Les fuites internes sont incompressibles : elles ne dépendent que de la pression maintenue. Seul le délestage les réduit, en diminuant le nombre de pompes sous pression.
La hiérarchie des moteurs : à très faible charge, le synchrone (cas 3 et 6) fait environ la moitié des pertes de l'asynchrone (cas 2 et 5) — c'est précisément dans cette phase que son avantage est maximal.
Optimisation : le délestage de pompes
Plutôt que de garder les 3 groupes actifs en maintien de pression, on arrête 2 pompes et on ne conserve qu'un seul groupe à vitesse minimale. Fuites, barbotage et pertes fixes sont alors divisés par 3.
Ce séquencement n'est réalisable proprement qu'avec des variateurs : redémarrage progressif des groupes, pas d'à-coups de pression, pas de pointes de courant au démarrage. En vitesse fixe (cas 1 et 4), les démarrages directs répétés sont brutaux pour le réseau et le matériel.

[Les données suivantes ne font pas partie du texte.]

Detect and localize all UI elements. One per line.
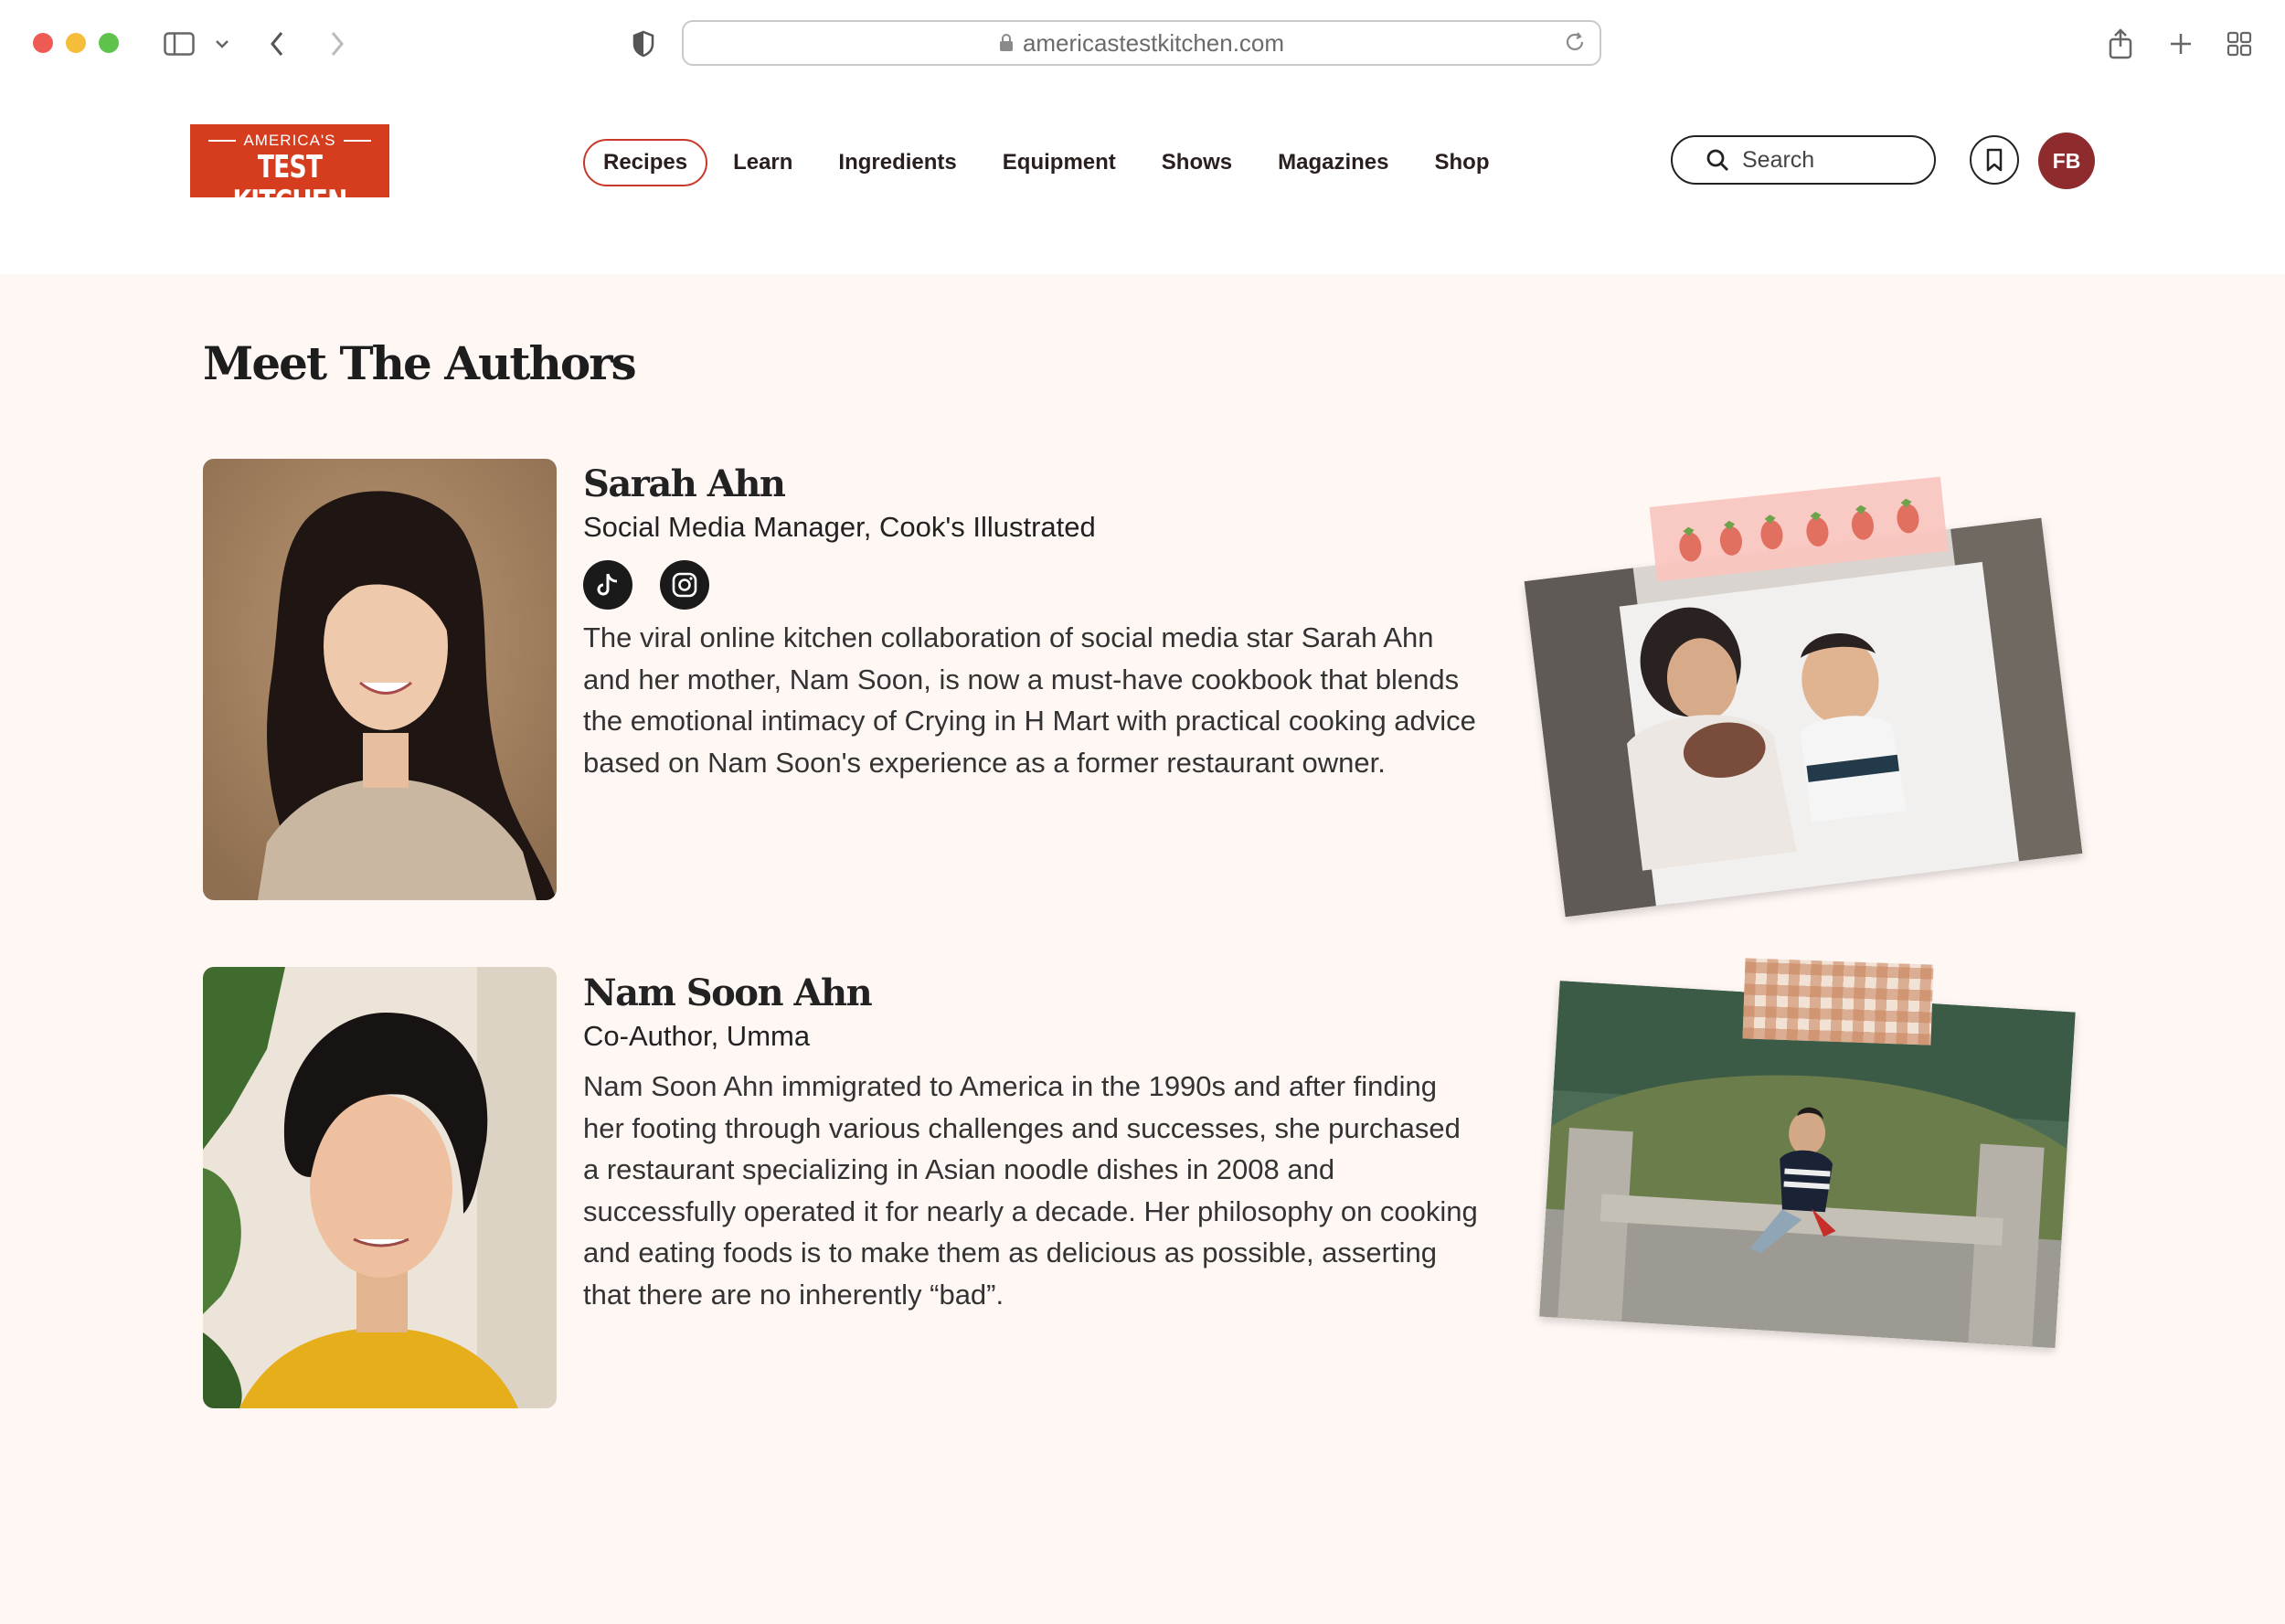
nav-shows[interactable]: Shows	[1142, 139, 1252, 186]
nav-magazines[interactable]: Magazines	[1258, 139, 1408, 186]
page-title: Meet The Authors	[203, 336, 637, 390]
url-text: americastestkitchen.com	[1022, 28, 1285, 57]
nav-learn[interactable]: Learn	[713, 139, 813, 186]
site-logo[interactable]: AMERICA'S TEST KITCHEN	[190, 124, 389, 219]
logo-bottom-text: TEST KITCHEN	[232, 149, 347, 220]
logo-top-text: AMERICA'S	[243, 132, 336, 149]
author-name: Sarah Ahn	[583, 462, 786, 505]
author-role: Co-Author, Umma	[583, 1020, 811, 1052]
reload-icon[interactable]	[1563, 30, 1587, 58]
lock-icon	[999, 34, 1013, 51]
site-header: AMERICA'S TEST KITCHEN Recipes Learn Ing…	[0, 88, 2285, 274]
address-bar[interactable]: americastestkitchen.com	[682, 20, 1601, 66]
share-icon[interactable]	[2102, 24, 2139, 64]
chevron-down-icon[interactable]	[208, 24, 236, 64]
search-icon	[1706, 149, 1728, 171]
new-tab-plus-icon[interactable]	[2163, 24, 2199, 64]
search-button[interactable]: Search	[1671, 135, 1936, 185]
author-bio: Nam Soon Ahn immigrated to America in th…	[583, 1070, 1478, 1311]
author-role: Social Media Manager, Cook's Illustrated	[583, 511, 1096, 543]
author-name: Nam Soon Ahn	[583, 971, 873, 1014]
sidebar-toggle-icon[interactable]	[161, 24, 197, 64]
zoom-window-button[interactable]	[99, 33, 119, 53]
back-arrow-icon[interactable]	[263, 24, 291, 64]
nav-equipment[interactable]: Equipment	[983, 139, 1136, 186]
author-photo-sarah	[203, 459, 557, 900]
nav-recipes[interactable]: Recipes	[583, 139, 708, 186]
minimize-window-button[interactable]	[66, 33, 86, 53]
search-label: Search	[1742, 146, 1815, 173]
tiktok-icon[interactable]	[583, 560, 632, 610]
tab-overview-icon[interactable]	[2221, 24, 2258, 64]
instagram-icon[interactable]	[660, 560, 709, 610]
decorative-tape-gingham	[1742, 958, 1934, 1046]
privacy-shield-icon[interactable]	[627, 24, 660, 64]
nav-ingredients[interactable]: Ingredients	[818, 139, 976, 186]
nav-shop[interactable]: Shop	[1415, 139, 1510, 186]
social-links	[583, 560, 1479, 610]
bookmark-icon	[1986, 148, 2003, 172]
main-nav: Recipes Learn Ingredients Equipment Show…	[583, 139, 1515, 186]
family-photo-hospital	[1524, 517, 2083, 918]
forward-arrow-icon[interactable]	[324, 24, 351, 64]
bookmark-button[interactable]	[1970, 135, 2019, 185]
author-photo-nam-soon	[203, 967, 557, 1408]
author-info-nam-soon: Nam Soon Ahn Co-Author, Umma Nam Soon Ah…	[583, 971, 1479, 1315]
author-info-sarah: Sarah Ahn Social Media Manager, Cook's I…	[583, 462, 1479, 783]
close-window-button[interactable]	[33, 33, 53, 53]
browser-toolbar: americastestkitchen.com	[0, 0, 2285, 88]
author-bio: The viral online kitchen collaboration o…	[583, 621, 1476, 779]
user-avatar[interactable]: FB	[2038, 133, 2095, 189]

Tableau récapitulatif (kW électriques absorbés)
Architecture
0 l/min
500 l/min
800 l/min
1 – Cyl. fixe, asynchrone vitesse fixe
≈ 219
≈ 219
≈ 219
2 – Cyl. fixe, asynchrone + variateur
11 – 21 (4 – 7 *)
≈ 144
≈ 228
3 – Cyl. fixe, synchrone + variateur
9 – 17 (3 – 6 *)
≈ 140
≈ 221
4 – Press. constante, asynchrone vitesse fixe
20 – 27
(10 – 12 *)
≈ 146
≈ 222
5 – Press. constante, asynchrone + variateur
13 – 25 (5 – 8 *)
≈ 146
≈ 231
6 – Press. constante, synchrone + variateur
12 – 20 (4 – 6 *)
≈ 141
≈ 224
* avec délestage : un seul groupe en maintien de pression, les deux autres arrêtés.
Ce qu'il faut retenir
Point clé n° 1 – Le variateur consomme PLUS à pleine charge
À 800 l/min / 150 bars, la solution la plus sobre est le cas n° 1 (219 kW), sans variateur. Toute solution à variateur ajoute 2 à 3 % de pertes de conversion et environ 1 point de rendement moteur (courant haché MLI) : +2 à +12 kW selon les cas.
Le variateur ne se justifie JAMAIS par le point de pleine charge. Il se justifie par les phases à débit partiel et à débit nul).
Point clé n° 2 – Le maintien en pression n'est pas gratuit
« Débit nul » ne signifie pas « puissance nulle » : fuites internes sous pression, barbotage, pertes fer des moteurs et pertes fixes des variateurs représentent 9 à 27 kW selon l'architecture, pour une installation de 3 × 70 kW. Le délestage de pompes (n'en garder qu'une en maintien) est le levier principal pour descendre vers 5 kW.
Point clé n° 3 – C'est le profil de charge qui décide
Toutes les solutions se valent à ±5 % à pleine charge. L'écart se creuse à débit partiel et nul. Le choix d'architecture doit donc se faire sur la consommation intégrée sur le cycle réel (heures passées dans chaque phase), pas sur le point nominal.
Cas limite : une machine qui tourne 100 % du temps à 800 l/min / 150 bars sera optimale en cas n° 1. À l'inverse, une machine qui passe l'essentiel de son temps en attente sous pression sera optimale en cas n° 3 ou 6 (servo-pompe).
Nota : les rendements utilisés sont des valeurs typiques de pompes à pistons axiaux et de moteurs IE3/IE4. Pour un dimensionnement réel, se reporter aux courbes de rendement constructeur au point de fonctionnement considéré (pression, vitesse, cylindrée).